To illustrate this point, let’s consider children ages 5 to 9 who are at greatest risk of not attending school due to infections and malnutrition. School-based deworming can reduce absenteeism by 25%  and school meals can increase attendance by 8% .
For these reasons, school-based health interventions are sometimes found to have a larger impact on access to schooling and learning than incentive- and instruction-based interventions .
Rebalancing investments in health and education for greatest impact
Presently global investment in both health and education is insufficient and inappropriately targeted to meaningfully improve human capital. Countries are largely directing health investments to children in younger ages, while conversely, education investments are targeted to older children .
What is apparent is that greater investment by the health sector for school-age children and adolescents would enhance education returns, through better learning and attendance, and create an enabling environment for vulnerable children to transition to secondary school.
Similarly, greater education investments targeted to early childhood education can foster soft skill development and school readiness and leverage better health outcomes from a better educated population. After all, children and adolescents need to be healthy and have the necessary educational foundation to enter, adapt and perform in the labor market when transitioning to adulthood.

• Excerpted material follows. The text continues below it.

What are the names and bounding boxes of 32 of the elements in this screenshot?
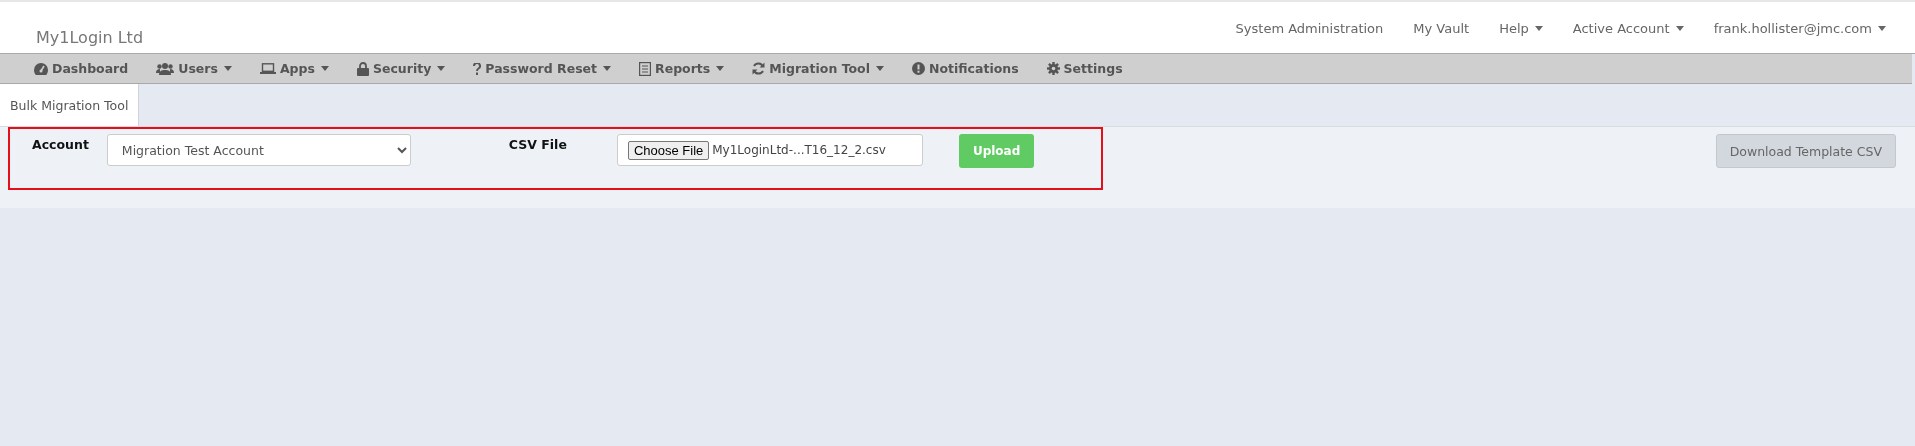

Investments in human capital have strong returns throughout the crucial development phases during the first 8000 days - from child survival, to early child development, through school age and adolescence. The health and education sectors each have tangible and specific areas of investment that require greater attention to improve human capital outcomes. These include:
- The education sector’s current focus on early childhood development needs to be matched by a focus on early childhood education. Similarly, the focus on primary education should be supported by an equal focus on secondary education, including vocationally-focused curricula, which includes and goes beyond digital literacy.
- The health sector should sustain its investment in the first 1000 days, and at least double its investment during middle childhood and adolescence when children have their most important opportunity to attend school and learn.
- The education and health sectors should coordinate their efforts to maximize synergies; the timing of interventions relative to critical development stages matters.
The Human Capital Index comes at a pivotal point in our global economy. Technology is driving economic change at an unprecedented pace. Multisector programming and coordination can best position populations to respond to these challenges.
Greater investment in health and education across the first 8,000 days is an investment that will pay dividends as countries aim to sustainably address their most pressing development challenges.